Even with the optional race-spec ABS and DTC systems onboard, a fuelled up S 1000 RR only weighs 206kg…
The S 1000 RR’s engine breathes through dual intake and exhaust valves, machined from titanium, and actuated by lightweight cam followers - the latter allowing for optimal adjustment.
Considering the short sprocket driving the camshaft, and featuring the largest cylinder bore in class (80mm), throttle response should be stunning.
Exhaust manifold and plumbing is pure German, pedantic, engineering genius.
Affording the S 1000 RR optimal acoustic resonance is a stainless steel 4-in-2-in-1 exhaust system equipped with interference butterfly valves.
Four equal length exhaust manifolds manage the first part of gas exit routing, merging into dual pipes beneath the engine block before extending into a large volume pre-silencer.
Clever dynamic rider assistence systems
Considering the BMW superbike’s class leading power-to-weight ratio claim, one would expect the frame and suspension to be severely taxed.
Under the handlebars, an upside-down fork controlled by a 46mm diameter fixed tube keeps the front wheel in place, while an aluminium rear swing arm holds the aft wheel in position.
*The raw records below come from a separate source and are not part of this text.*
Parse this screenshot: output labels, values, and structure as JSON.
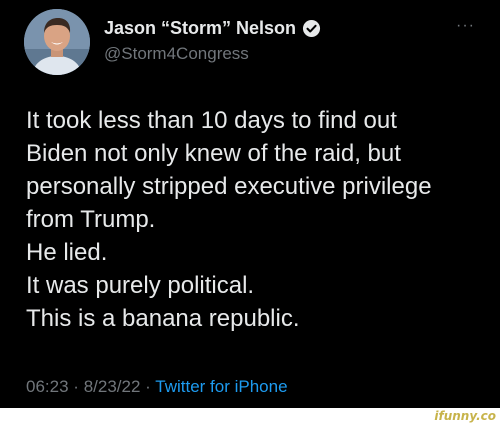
{
  "author": {
    "display_name": "Jason “Storm” Nelson",
    "handle": "@Storm4Congress",
    "verified": true
  },
  "more_menu": "···",
  "tweet": {
    "lines": [
      "It took less than 10 days to find out",
      "Biden not only knew of the raid, but",
      "personally stripped executive privilege",
      "from Trump.",
      "He lied.",
      "It was purely political.",
      "This is a banana republic."
    ]
  },
  "meta": {
    "time": "06:23",
    "separator": "·",
    "date": "8/23/22",
    "source": "Twitter for iPhone"
  },
  "watermark": "ifunny.co",
  "colors": {
    "background": "#000000",
    "text": "#e7e9ea",
    "secondary": "#71767b",
    "link": "#1d9bf0",
    "watermark": "#c7b34a"
  }
}
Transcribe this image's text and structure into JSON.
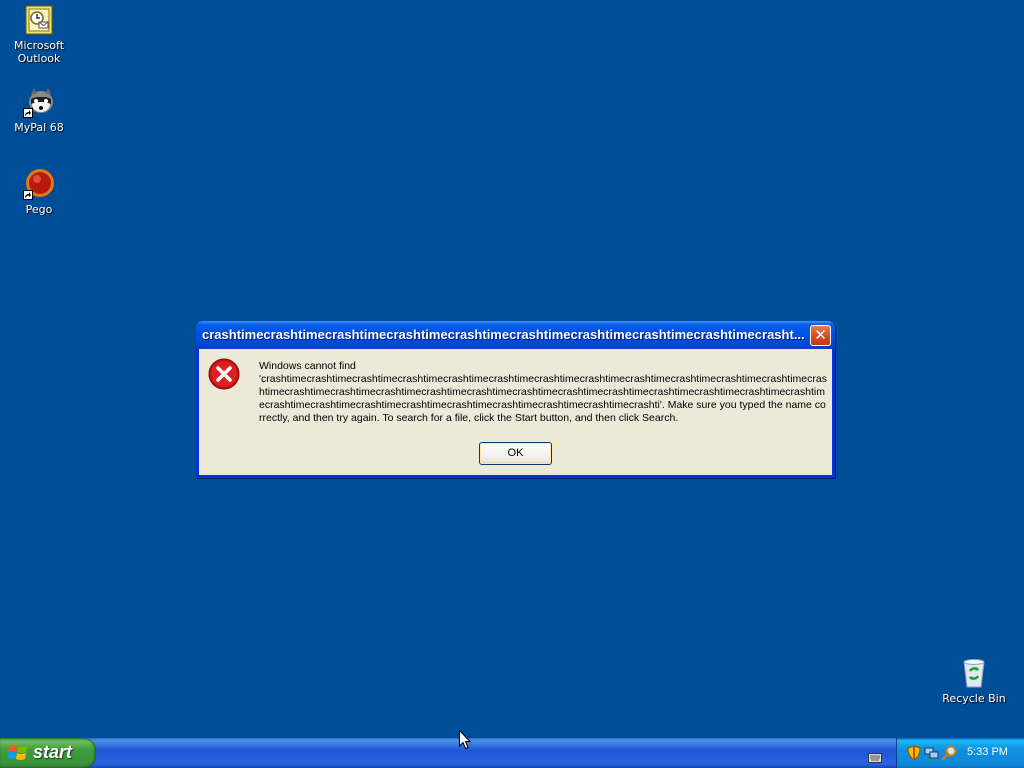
{
  "desktop": {
    "icons": [
      {
        "label": "Microsoft Outlook",
        "icon": "outlook-icon"
      },
      {
        "label": "MyPal 68",
        "icon": "raccoon-browser-icon"
      },
      {
        "label": "Pego",
        "icon": "pego-icon"
      },
      {
        "label": "Recycle Bin",
        "icon": "recycle-bin-icon"
      }
    ]
  },
  "dialog": {
    "title": "crashtimecrashtimecrashtimecrashtimecrashtimecrashtimecrashtimecrashtimecrashtimecrasht...",
    "message_intro": "Windows cannot find",
    "message_body": "'crashtimecrashtimecrashtimecrashtimecrashtimecrashtimecrashtimecrashtimecrashtimecrashtimecrashtimecrashtimecrashtimecrashtimecrashtimecrashtimecrashtimecrashtimecrashtimecrashtimecrashtimecrashtimecrashtimecrashtimecrashtimecrashtimecrashtimecrashtimecrashtimecrashtimecrashtimecrashtimecrashtimecrashti'. Make sure you typed the name correctly, and then try again. To search for a file, click the Start button, and then click Search.",
    "ok_label": "OK",
    "close_label": "✕",
    "icon": "error-icon"
  },
  "taskbar": {
    "start_label": "start",
    "clock": "5:33 PM",
    "tray_icons": [
      "security-shield-icon",
      "network-icon",
      "search-icon"
    ],
    "keyboard_icon": "keyboard-icon"
  },
  "colors": {
    "desktop": "#004e98",
    "titlebar": "#0054e3",
    "dialog_body": "#ece9d8",
    "start_button": "#3a933a",
    "close_button": "#d34a1c"
  }
}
Spring and damping action is provided by a central spring strut pivoting on a guide lever.
S 1000 RR's dynamic talent should ensure all your itchy knee fantasies come true...
BMW’s ABS and DTC systems are digitally cognisant of each other, and can perpetually reconfigure, depending on riding conditions.
Various settings, such as wet roads ("Rain"), regular road conditions ("Sport"), performance road tyre track days ("Race"), or even track days with slicks ("Slick") are factored into the ABS/DTC mode calibration.
A further boon of these dynamic rider assistance systems is their weight (or relative lack of it), with the ABS/DTC systems adding only 2.5kg to the bike’s mass. S 1000 RR owners are also at liberty to select various engine mapping set-ups at the touch of a button.
Further enhancing the performance riding experience is BMW's HP gearshift assistant, which allows clutchless full-power up shifts when you simply have to put on your best Corser or Xaus impression.
The first S 1000 RRs are expected at European and North American dealers by early next year.